При всём желании — не смог. Страх был сильнее. У Натаниэля не было ничего важнее жизни и свободы. Он не мог их потерять, поведясь на соблазн.
— Я перепробовал столько всего, но так и не смог добиться твоего доверия, — выдохнул Ичиро. — Как мне доказать, что я не подведу тебя? Что сделать, чтобы не потерять тебя?
Он уткнулся лбом в плечо Натаниэля.
— У тебя есть свобода, Натаниэль, — заговорил он. — Свобода, которую не отнять. Ты живёшь этой свободой, вырывая её из чужих рук и избегая смерти. Ты не скован обязанностями и не продан клану — ты не вложение, которое должно окупиться. Ты можешь выбирать.
Он выдохнул и на секунду прижался губами к его шее.
— Меня тянет к тебе, потому что ты обладаешь тем, чего никогда не будет у меня, сколько бы власти у меня не было. И поэтому я хотел, чтобы ты выбрал меня. — Прошептал: — Всё ещё хочу.
Натаниэль хрипло смеётся:
— Говоришь такие откровения, когда твой член так глубоко во мне.

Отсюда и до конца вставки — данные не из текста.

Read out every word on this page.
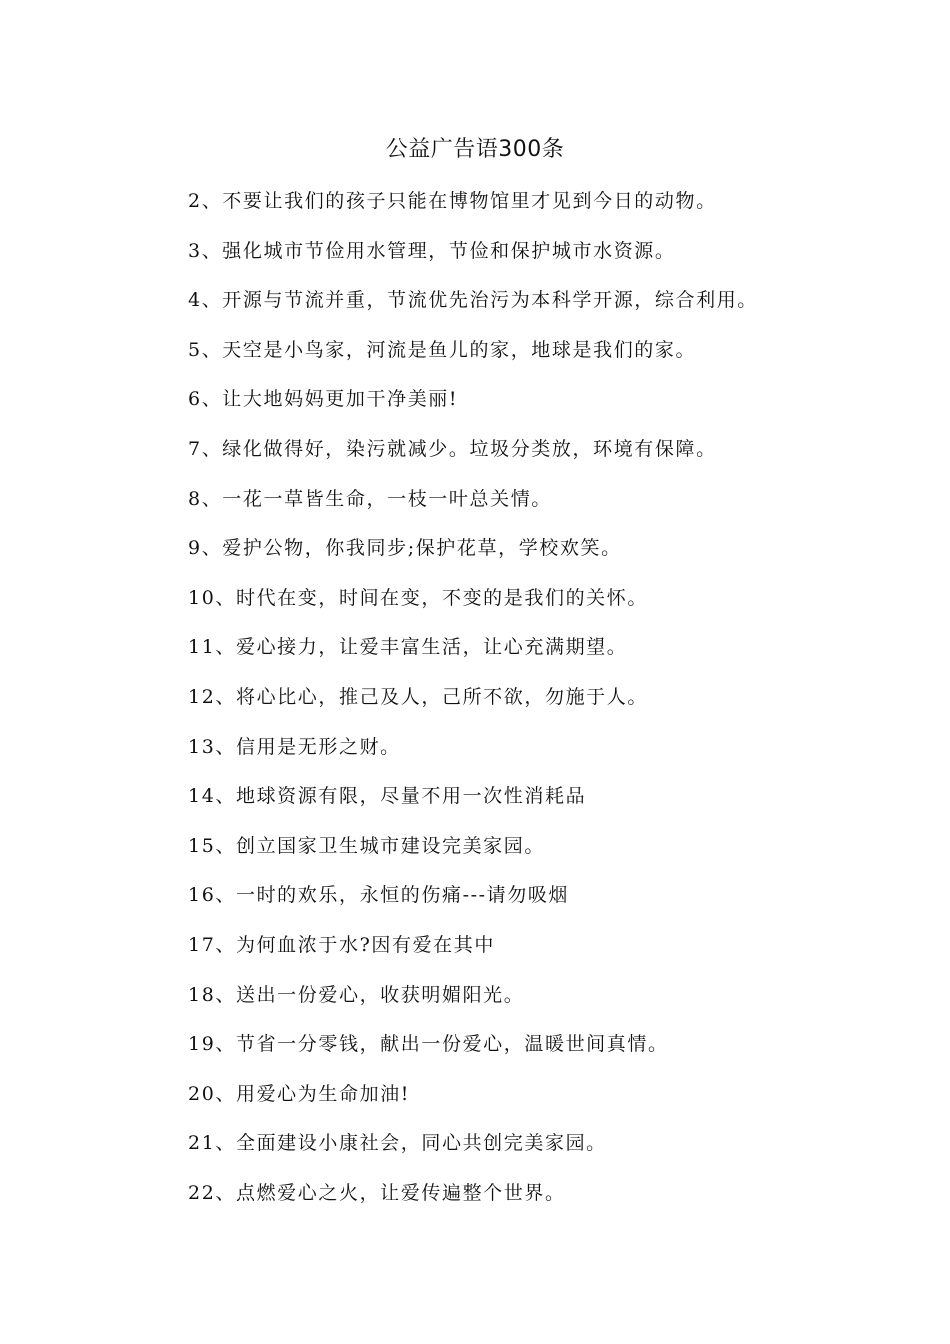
公益广告语300条
2、不要让我们的孩子只能在博物馆里才见到今日的动物。
3、强化城市节俭用水管理，节俭和保护城市水资源。
4、开源与节流并重，节流优先治污为本科学开源，综合利用。
5、天空是小鸟家，河流是鱼儿的家，地球是我们的家。
6、让大地妈妈更加干净美丽!
7、绿化做得好，染污就减少。垃圾分类放，环境有保障。
8、一花一草皆生命，一枝一叶总关情。
9、爱护公物，你我同步;保护花草，学校欢笑。
10、时代在变，时间在变，不变的是我们的关怀。
11、爱心接力，让爱丰富生活，让心充满期望。
12、将心比心，推己及人，己所不欲，勿施于人。
13、信用是无形之财。
14、地球资源有限，尽量不用一次性消耗品
15、创立国家卫生城市建设完美家园。
16、一时的欢乐，永恒的伤痛---请勿吸烟
17、为何血浓于水?因有爱在其中
18、送出一份爱心，收获明媚阳光。
19、节省一分零钱，献出一份爱心，温暖世间真情。
20、用爱心为生命加油!
21、全面建设小康社会，同心共创完美家园。
22、点燃爱心之火，让爱传遍整个世界。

Ичиро хмыкает и отпускает хватку, упираясь руками в кровать по обе стороны головы младшего. Натаниэль растирает затёкшие запястья, прикидывая, сколько будут сходить синяки, и чем их скрыть, чувствуя взгляд мужчины на них.
— Прости. Позже я позабочусь об этом. — Осторожно целует запястья. — И об этом тоже. — Едва касается укуса.
— А ещё о лопнувших капилярах в глазах и заднице с поясницей, — добавляет Натаниэль в своей привычной манере.
— Думаю, понадобится лёд, — кивнул Ичиро, заставляя парня удивлённо поднять бровь.
— Что? Зачем?
— Положу на опухшие глаза.
Натаниэль ещё больше теряет нить связи.
— Но мои глаза не опухли? — Момент осознания. — Чёрт, Ичиро, ты извращене— А!
Стон подавляет дальнейшие возмущения — боль уступает место наслаждению. Ичиро движется быстро, рвано, но всё ещё осторожно, контролируя силу. Он слизывает слёзы с его щёк и ловит стоны в поцелуй. Натаниэль под ним плавится, срывает голос и просит ещё (и кто Ичиро такой, чтобы отказать ему).
Они кончают одновременно; Натаниэль выгибается в спине, царапая чужие плечи. Тяжело дыша, прикрывает глаза от усталости. Ичиро целует его шею, оставляя поверх старых новые засосы, неспешно выходит, выкидывает презерватив и валится рядом, укладывая голову младшего себе на грудь.
Натаниэль проваливается в сон, а Ичиро пропускает спутавшиеся рыжие волосы через пальцы. Он знает, что разговор не окончен, а ответ не дан, но никуда не спешит — он действительно больше не отпустит Натаниэля. Тому необязательно слепо доверять — можно наблюдать и делать выводы, а Ичиро приложит ещё больше усилий, чтобы доказать искренность. (Когда Морияма узнает о детстве Натаниэля и отношениях между Веснински, он наконец поймёт, от чего парень так стремительно сбегал и чего боялся больше смерти.)
И пока младший сладко спит, доверчиво прижавшись к нему, Ичиро будет наслаждаться этим временем, под конец осознав важность момента — Натаниэль, что после секса всегда (каким бы уставшим не был) уходил, сегодня остался с ним. (Ичиро посчитает это первой победой.)
***
Надетые собственными страхами оковы были разбиты уверенными руками Ичиро. И если Натаниэль вновь начнёт падать, он будет рядом, чтобы поймать.